February 25th 2019  |   Conservation Safaris, Kenya, Interviews, Travel, Countries, Miscellaneous  |  by   Richard Smith
Q&A with Saba Douglas-Hamilton

Saba Douglas-Hamilton is an anthropologist, elephant conservationist and safari camp owner in Samburu, Kenya. Ahead of her UK tour in April, we asked our Facebook fans to suggest some questions for Saba. Here are the Q&A’s.

  1. When is the best time to visit Samburu to see elephants – are there different behaviours at different times of the year?

My favourite time in Samburu is just after the rains – Dec/Jan or May/June – when the landscape is verdant green and the herbivores fat and happy.  It’s when elephants can be seen in great numbers with the biggest bulls in musth, lots of babies being born and females coming into oestrus.  In the dry season the herds break up into smaller units, close female relatives with their offspring, or, when times are really tough, right down to their natal units, as they have to cover greater areas in search of food and water.  But the dry season is when the predators come into their own, with lots of cubs born and fat happy cats feasting on weakened prey, which, in turn, improves the health of the ecosystem.

  1. Has the ban on ivory trade in countries such as China, the UK and US had visible and significant impact yet, in terms of reducing elephant poaching?

The high price of ivory in China has been the ultimate driver of the poaching of elephants in Africa. After the Chinese government announced that they would be banning the ivory trade within their borders, the price fell from over $2,000 a kilo to just over $700 a kilo. While there are other factors – like the state of the Chinese economy – this is good news for elephants. Together with work being done across the continent to train and equip rangers, reform legal processes and take down organised crime networks behind the smuggling of ivory, we’ve seen great progress made in some key countries like Kenya, and even some tough areas in the DRC like Garamba National Park.
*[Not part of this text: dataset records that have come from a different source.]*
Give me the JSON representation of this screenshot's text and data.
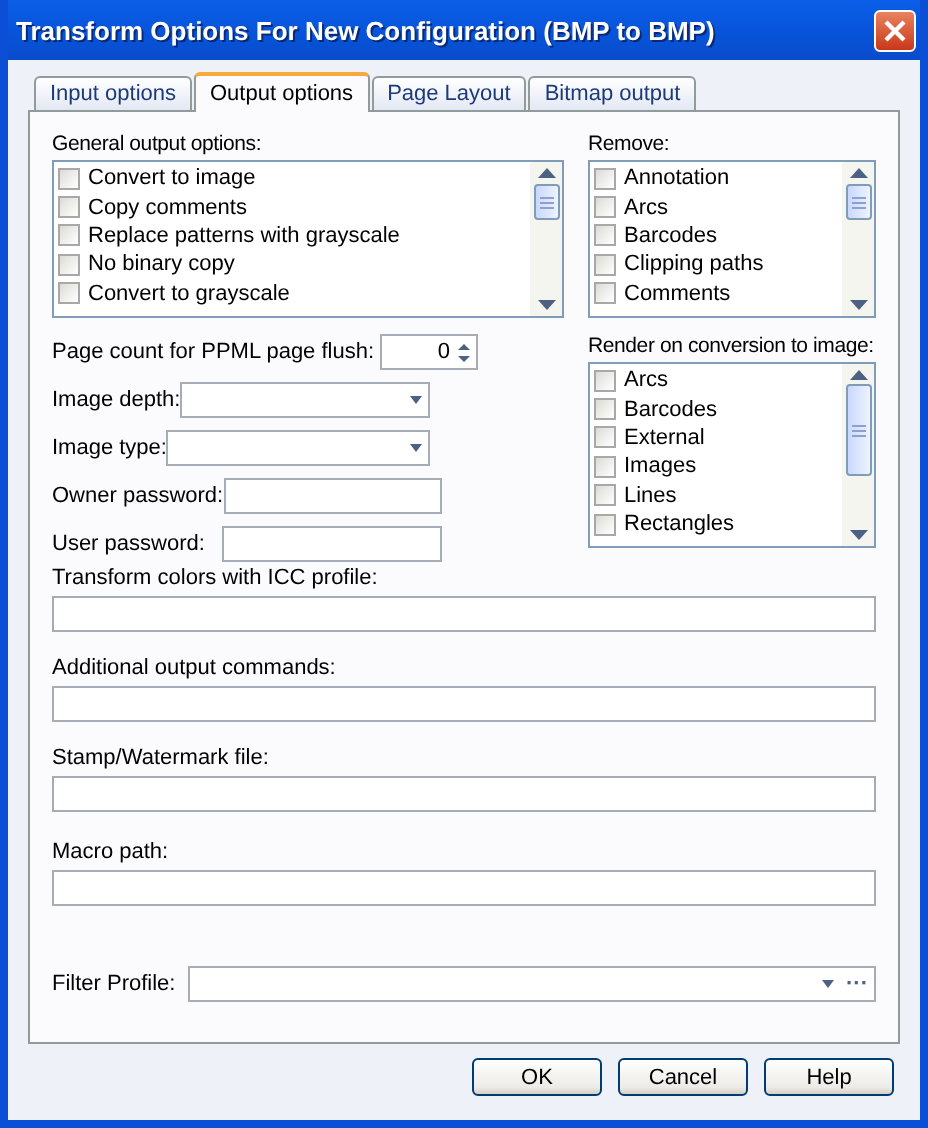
{
  "window": {
    "title": "Transform Options For New Configuration (BMP to BMP)"
  },
  "tabs": [
    {
      "label": "Input options",
      "selected": false
    },
    {
      "label": "Output options",
      "selected": true
    },
    {
      "label": "Page Layout",
      "selected": false
    },
    {
      "label": "Bitmap output",
      "selected": false
    }
  ],
  "general_output_options": {
    "label": "General output options:",
    "items": [
      {
        "label": "Convert to image",
        "checked": false
      },
      {
        "label": "Copy comments",
        "checked": false
      },
      {
        "label": "Replace patterns with grayscale",
        "checked": false
      },
      {
        "label": "No binary copy",
        "checked": false
      },
      {
        "label": "Convert to grayscale",
        "checked": false
      }
    ]
  },
  "remove": {
    "label": "Remove:",
    "items": [
      {
        "label": "Annotation",
        "checked": false
      },
      {
        "label": "Arcs",
        "checked": false
      },
      {
        "label": "Barcodes",
        "checked": false
      },
      {
        "label": "Clipping paths",
        "checked": false
      },
      {
        "label": "Comments",
        "checked": false
      }
    ]
  },
  "render_on_conversion": {
    "label": "Render on conversion to image:",
    "items": [
      {
        "label": "Arcs",
        "checked": false
      },
      {
        "label": "Barcodes",
        "checked": false
      },
      {
        "label": "External",
        "checked": false
      },
      {
        "label": "Images",
        "checked": false
      },
      {
        "label": "Lines",
        "checked": false
      },
      {
        "label": "Rectangles",
        "checked": false
      }
    ]
  },
  "left_fields": [
    {
      "kind": "spin",
      "label": "Page count for PPML page flush:",
      "value": "0"
    },
    {
      "kind": "dropdown",
      "label": "Image depth:"
    },
    {
      "kind": "dropdown",
      "label": "Image type:"
    },
    {
      "kind": "text",
      "label": "Owner password:"
    },
    {
      "kind": "text",
      "label": "User password:"
    }
  ],
  "wide_fields": [
    {
      "label": "Transform colors with ICC profile:"
    },
    {
      "label": "Additional output commands:"
    },
    {
      "label": "Stamp/Watermark file:"
    },
    {
      "label": "Macro path:"
    }
  ],
  "filter_profile": {
    "label": "Filter Profile:",
    "browse": "···"
  },
  "buttons": [
    "OK",
    "Cancel",
    "Help"
  ]
}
But plenty of challenges remain – the desert elephants of Mali are hanging on by a thread in the midst of an Islamist uprising, and the last remaining stronghold of forest elephants in Gabon is under siege.

  1. If we could only do or change just one thing for the future of elephants / planet, what would it be?

In my mind, two of the biggest challenges we face are how to curb the growing human population and how to reduce our pathological rate of consumption to a sustainable level.  The most humane way to stabilise population is through family planning, liberating women across the globe from the tyranny of uncontrolled reproduction. These efforts would be much more effective if governments started addressing the issue head on, encouraging citizens to have smaller families and significantly rewarding those that did so.  The more complicated issue, of course, is how to change the focus of our socio-political system, mired as it is in the capitalist notion that the economy must always grow.  We ignore the fact that we live on a finite planet at our peril, and while it may be convenient to let business progress as usual within a four year voting cycle, we need only look to history to note that environmental degradation has often led to the collapse of the most powerful societies.  So while human intelligence and technological ingenuity might buy our global community some time, in the long-term a habitable planet is critical for our survival and we have to make that goal our priority. So protecting biodiversity and improving the resilience of natural systems is paramount. The good news is that we can each make a difference by committing to honour the environment every day, starting with small steps at home and in our own back yard.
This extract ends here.